Eppure, per il ben noto contrappasso secondo il quale a una crisi corrisponde sempre un'opportunità, anche un evento così traumatico, come la dissoluzione di un amore, sembra contenere una valenza positiva: solo disintegrando la propria vita, facendola a pezzi, letteralmente, si può provare a raccoglierne i frammenti e a ricostruirli. La catarsi passa necessariamente attraverso la distruzione e la ricomposizione e, alla fine, la purificazione si compie, attraverso la struggente e dolcissima malinconia della bella "Homesick" (nostalgia... chi non ne ha mai provata per qualcuno o qualcosa?) e la composta tranquillità (o quantomeno quieta disperazione) di "Untitled", l'ultimo brano del disco, che è quello della definitiva presa di coscienza di una sconfitta ("Never quite said what I wanted to say to you/ Never quite managed the words to explain to you/ Never quite knew how to make them believable/ And now the time has gone/ Another time undone") ma anche quello della pacificazione e, forse, della riconquistata serenità. E' significativo, in tal senso, che "Untitled" sia l'unico brano quasi luminoso dell'album, un raggio di pallido sole che squarcia il grigio delle nubi a regalare una nuova speranza. E non è un caso che la canzone sia "senza titolo", trasformandosi in una sorta di pagina bianca e aperta al futuro, sulla quale ciascuno potrà provare a scrivere una nuova storia.

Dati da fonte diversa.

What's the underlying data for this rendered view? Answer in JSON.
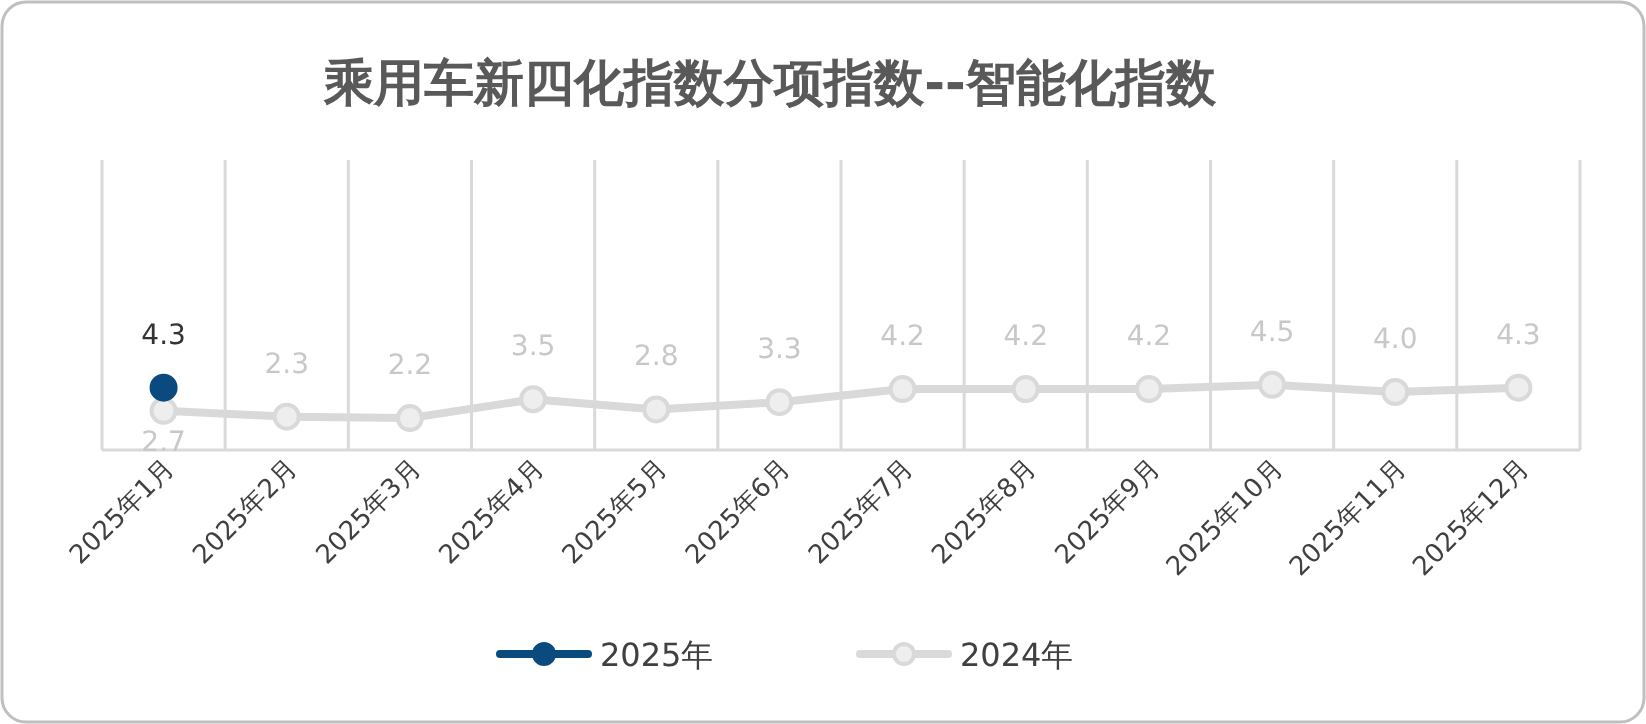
{
  "chart_data": {
    "type": "line",
    "title": "乘用车新四化指数分项指数--智能化指数",
    "categories": [
      "2025年1月",
      "2025年2月",
      "2025年3月",
      "2025年4月",
      "2025年5月",
      "2025年6月",
      "2025年7月",
      "2025年8月",
      "2025年9月",
      "2025年10月",
      "2025年11月",
      "2025年12月"
    ],
    "series": [
      {
        "name": "2025年",
        "color": "#0b4a7f",
        "values": [
          4.3,
          null,
          null,
          null,
          null,
          null,
          null,
          null,
          null,
          null,
          null,
          null
        ]
      },
      {
        "name": "2024年",
        "color": "#d9d9d9",
        "values": [
          2.7,
          2.3,
          2.2,
          3.5,
          2.8,
          3.3,
          4.2,
          4.2,
          4.2,
          4.5,
          4.0,
          4.3
        ],
        "value_labels": [
          "2.7",
          "2.3",
          "2.2",
          "3.5",
          "2.8",
          "3.3",
          "4.2",
          "4.2",
          "4.2",
          "4.5",
          "4.0",
          "4.3"
        ]
      }
    ],
    "ylim": [
      0,
      20
    ],
    "tick_labels": "x",
    "grid": "x",
    "legend": "bottom",
    "marker": "circle",
    "line_style": "solid",
    "data_labels": true
  }
}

Si chiude così l'ultimo grande album dei Cure: la band inglese proseguirà il suo cammino, con esiti alterni, fino ai nostri giorni e, nel 2000, Robert Smith spiegherà come il nuovo disco "Bloodflowers" (forse il più convincente degli ultimi vent'anni) fosse la terza parte di una sorta di "trilogia oscura", iniziata nel 1982 con "Pornography" e proseguita nel 1989 con "Disintegration". A ribadire il filo rosso che legherebbe i tre album, nel 2003 uscirà un Dvd live, intitolato non a caso "Trilogy", che metterà in fila le intere scalette dei tre dischi.
Al di là della continuità con lavori precedenti o successivi, "Disintegration" è un'opera senza tempo e luogo, difficilmente incasellabile, che si è guadagnata, fin da subito ma ancora di più con il passare degli anni, un nutrito seguito di appassionati, conquistati dall'epico e malinconico romanticismo che scorre (come pioggia d'autunno?) lungo i solchi dei dodici magnifici brani che la compongono.
Il disco della disintegrazione, della ricomposizione e della purificazione, il disco della pioggia, della struggente nostalgia e del malinconico sorriso, il disco dell'amore perduto, di quello ritrovato e di quello che non ha alcuna intenzione di smettere di amare, il disco della vita per molti di noi.